The same is true for all cases where the transaction was not successfully Committed.

Programming Patterns

In this section, let us look at a few programming patterns that might be helpful in using ReliableConcurrentQueue.

Batch Dequeues

A recommended programming pattern is for the consumer task to batch its dequeues instead of performing one dequeue at a time. The user can choose to throttle delays between every batch or the batch size. The following code snippet shows this programming model. Be aware, in this example, the processing is done after the transaction is committed, so if a fault were to occur while processing, the unprocessed items will be lost without having been processed.
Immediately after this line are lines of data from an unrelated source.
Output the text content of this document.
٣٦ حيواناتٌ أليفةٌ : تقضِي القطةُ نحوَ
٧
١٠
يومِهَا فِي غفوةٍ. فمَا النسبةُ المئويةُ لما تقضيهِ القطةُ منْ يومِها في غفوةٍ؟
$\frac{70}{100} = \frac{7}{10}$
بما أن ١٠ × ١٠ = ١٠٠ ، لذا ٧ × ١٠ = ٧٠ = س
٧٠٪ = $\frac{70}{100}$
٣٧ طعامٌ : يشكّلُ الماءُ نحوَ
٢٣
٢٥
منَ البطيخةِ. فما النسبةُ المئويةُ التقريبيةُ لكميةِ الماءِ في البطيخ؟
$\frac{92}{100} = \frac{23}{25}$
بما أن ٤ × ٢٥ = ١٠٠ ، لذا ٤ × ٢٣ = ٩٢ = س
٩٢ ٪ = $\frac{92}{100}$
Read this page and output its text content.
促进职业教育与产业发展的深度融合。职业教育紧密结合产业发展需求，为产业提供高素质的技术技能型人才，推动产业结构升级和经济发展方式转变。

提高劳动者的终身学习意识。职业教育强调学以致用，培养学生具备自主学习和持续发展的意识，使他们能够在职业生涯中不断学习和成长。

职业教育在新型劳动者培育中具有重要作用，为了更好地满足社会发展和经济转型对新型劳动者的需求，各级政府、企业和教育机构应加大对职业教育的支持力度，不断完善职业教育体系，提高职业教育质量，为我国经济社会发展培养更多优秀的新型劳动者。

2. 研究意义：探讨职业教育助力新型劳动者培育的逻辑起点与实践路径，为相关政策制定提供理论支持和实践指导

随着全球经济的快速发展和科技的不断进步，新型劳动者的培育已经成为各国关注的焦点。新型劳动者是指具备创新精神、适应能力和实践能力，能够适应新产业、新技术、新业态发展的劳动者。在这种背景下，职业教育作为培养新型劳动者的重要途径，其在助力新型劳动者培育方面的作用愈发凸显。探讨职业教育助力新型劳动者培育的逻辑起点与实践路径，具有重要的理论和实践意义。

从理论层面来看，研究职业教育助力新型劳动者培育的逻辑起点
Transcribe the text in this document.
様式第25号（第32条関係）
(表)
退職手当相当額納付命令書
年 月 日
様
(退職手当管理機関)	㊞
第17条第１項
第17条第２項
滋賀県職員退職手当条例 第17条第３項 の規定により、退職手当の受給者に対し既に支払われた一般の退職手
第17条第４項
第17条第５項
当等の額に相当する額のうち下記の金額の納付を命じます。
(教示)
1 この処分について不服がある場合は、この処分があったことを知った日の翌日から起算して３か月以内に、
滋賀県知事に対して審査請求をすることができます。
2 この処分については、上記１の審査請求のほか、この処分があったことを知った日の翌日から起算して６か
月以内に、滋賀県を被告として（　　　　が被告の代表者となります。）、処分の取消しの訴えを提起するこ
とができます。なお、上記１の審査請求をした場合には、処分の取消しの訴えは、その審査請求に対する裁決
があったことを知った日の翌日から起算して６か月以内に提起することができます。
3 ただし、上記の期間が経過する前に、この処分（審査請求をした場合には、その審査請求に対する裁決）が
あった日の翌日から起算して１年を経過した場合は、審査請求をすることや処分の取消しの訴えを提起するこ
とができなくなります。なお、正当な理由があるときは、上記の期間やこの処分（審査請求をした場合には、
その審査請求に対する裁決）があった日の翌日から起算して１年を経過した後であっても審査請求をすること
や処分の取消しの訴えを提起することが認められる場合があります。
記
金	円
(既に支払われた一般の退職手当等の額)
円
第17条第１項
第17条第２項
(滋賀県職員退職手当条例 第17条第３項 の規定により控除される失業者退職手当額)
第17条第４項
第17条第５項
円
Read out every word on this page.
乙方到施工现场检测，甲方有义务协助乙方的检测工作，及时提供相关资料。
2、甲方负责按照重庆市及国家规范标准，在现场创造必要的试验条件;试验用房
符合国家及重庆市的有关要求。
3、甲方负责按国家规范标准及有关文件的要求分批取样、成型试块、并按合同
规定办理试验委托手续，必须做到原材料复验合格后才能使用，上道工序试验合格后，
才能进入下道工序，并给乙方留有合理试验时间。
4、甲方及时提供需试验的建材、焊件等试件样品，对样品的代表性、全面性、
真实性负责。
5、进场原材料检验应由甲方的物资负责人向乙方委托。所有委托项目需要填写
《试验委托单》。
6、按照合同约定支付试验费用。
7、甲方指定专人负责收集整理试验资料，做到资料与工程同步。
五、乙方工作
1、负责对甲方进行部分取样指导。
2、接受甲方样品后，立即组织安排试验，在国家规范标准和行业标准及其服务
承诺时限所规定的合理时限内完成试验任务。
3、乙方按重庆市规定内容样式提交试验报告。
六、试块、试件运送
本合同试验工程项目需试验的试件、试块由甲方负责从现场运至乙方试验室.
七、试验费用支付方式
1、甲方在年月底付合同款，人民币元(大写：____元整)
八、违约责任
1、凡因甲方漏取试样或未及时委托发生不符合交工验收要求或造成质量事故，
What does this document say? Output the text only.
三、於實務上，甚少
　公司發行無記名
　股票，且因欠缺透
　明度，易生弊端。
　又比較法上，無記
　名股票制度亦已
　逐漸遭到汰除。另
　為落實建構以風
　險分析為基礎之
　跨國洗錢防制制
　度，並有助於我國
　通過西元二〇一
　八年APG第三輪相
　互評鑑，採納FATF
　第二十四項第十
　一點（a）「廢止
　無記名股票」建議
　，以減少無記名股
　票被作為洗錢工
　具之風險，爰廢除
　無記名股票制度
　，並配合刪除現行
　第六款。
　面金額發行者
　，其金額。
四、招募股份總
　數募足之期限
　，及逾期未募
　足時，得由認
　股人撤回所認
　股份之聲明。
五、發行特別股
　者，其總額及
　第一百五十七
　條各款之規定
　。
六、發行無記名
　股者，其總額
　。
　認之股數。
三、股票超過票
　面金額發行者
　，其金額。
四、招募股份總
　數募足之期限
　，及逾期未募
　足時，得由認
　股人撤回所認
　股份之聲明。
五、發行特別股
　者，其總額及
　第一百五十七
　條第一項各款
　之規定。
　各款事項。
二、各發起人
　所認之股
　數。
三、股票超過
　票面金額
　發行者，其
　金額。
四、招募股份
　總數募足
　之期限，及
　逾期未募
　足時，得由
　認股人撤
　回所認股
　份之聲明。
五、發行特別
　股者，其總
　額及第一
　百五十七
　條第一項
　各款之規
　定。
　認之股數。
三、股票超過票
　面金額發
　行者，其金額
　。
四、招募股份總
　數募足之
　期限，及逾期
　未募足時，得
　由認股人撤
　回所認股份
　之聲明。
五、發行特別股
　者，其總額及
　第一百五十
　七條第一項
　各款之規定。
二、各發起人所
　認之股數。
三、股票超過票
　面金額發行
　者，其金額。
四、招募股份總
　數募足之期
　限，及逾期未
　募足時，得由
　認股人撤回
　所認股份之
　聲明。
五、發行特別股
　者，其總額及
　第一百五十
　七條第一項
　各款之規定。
Alternatively, the processing can be done within the transaction's scope, however it may have a negative impact on performance and requires handling of the items already processed.

int batchSize = 5;
long delayMs = 100;

while(!cancellationToken.IsCancellationRequested)
{
    // Buffer for dequeued items
    List<int> processItems = new List<int>();

    using (var txn = this.StateManager.CreateTransaction())
    {
        ConditionalValue<int> ret;

        for(int i = 0; i < batchSize; ++i)
        {
            ret = await this.Queue.TryDequeueAsync(txn, cancellationToken);

            if (ret.HasValue)
            {
                // If an item was dequeued, add to the buffer for processing
                processItems.Add(ret.Value);
            }
            else
            {
                // else break the for loop
                break;
            }
        }

        await txn.CommitAsync();
    }

    // Process the dequeues
    for (int i = 0; i < processItems.Count; ++i)
    {
        Console.WriteLine("Value : " + processItems[i]);
    }

    int delayFactor = batchSize - processItems.Count;
    await Task.Delay(TimeSpan.FromMilliseconds(delayMs * delayFactor), cancellationToken);
}

Best-Effort Notification-Based Processing

Another interesting programming pattern uses the Count API. Here, we can implement best-effort notification-based processing for the queue. The queue Count can be used to throttle an enqueue or a dequeue task. Note that as in the previous example, since the processing occurs outside the transaction, unprocessed items may be lost if a fault occurs during processing.

int threshold = 5;
long delayMs = 1000;

while(!cancellationToken.IsCancellationRequested)
{
    while (this.Queue.Count < threshold)
    {
        cancellationToken.ThrowIfCancellationRequested();

        // If the queue does not have the threshold number of items, delay the task and check again
        await Task.Delay(TimeSpan.FromMilliseconds(delayMs), cancellationToken);
    }

    // If there are approximately threshold number of items, try and process the queue

    // Buffer for dequeued items
    List<int> processItems = new List<int>();

    using (var txn = this.StateManager.CreateTransaction())
    {
        ConditionalValue<int> ret;

        do
        {
            ret = await this.Queue.TryDequeueAsync(txn, cancellationToken);

            if (ret.HasValue)
            {
                // If an item was dequeued, add to the buffer for processing
                processItems.Add(ret.Value);
            }
        } while (processItems.Count < threshold && ret.HasValue);

        await txn.CommitAsync();
    }

    // Process the dequeues
    for (int i = 0; i < processItems.Count; ++i)
    {
        Console.WriteLine("Value : " + processItems[i]);
    }
}

Best-Effort Drain

A drain of the queue cannot be guaranteed due to the concurrent nature of the data structure. It is possible that, even if no user operations on the queue are in-flight, a particular call to TryDequeueAsync may not return an item that was previously enqueued and committed. The enqueued item is guaranteed to eventually become visible to dequeue, however without an out-of-band communication mechanism, an independent consumer cannot know that the queue has reached a steady-state even if all producers have been stopped and no new enqueue operations are allowed. Thus, the drain operation is best-effort as implemented below.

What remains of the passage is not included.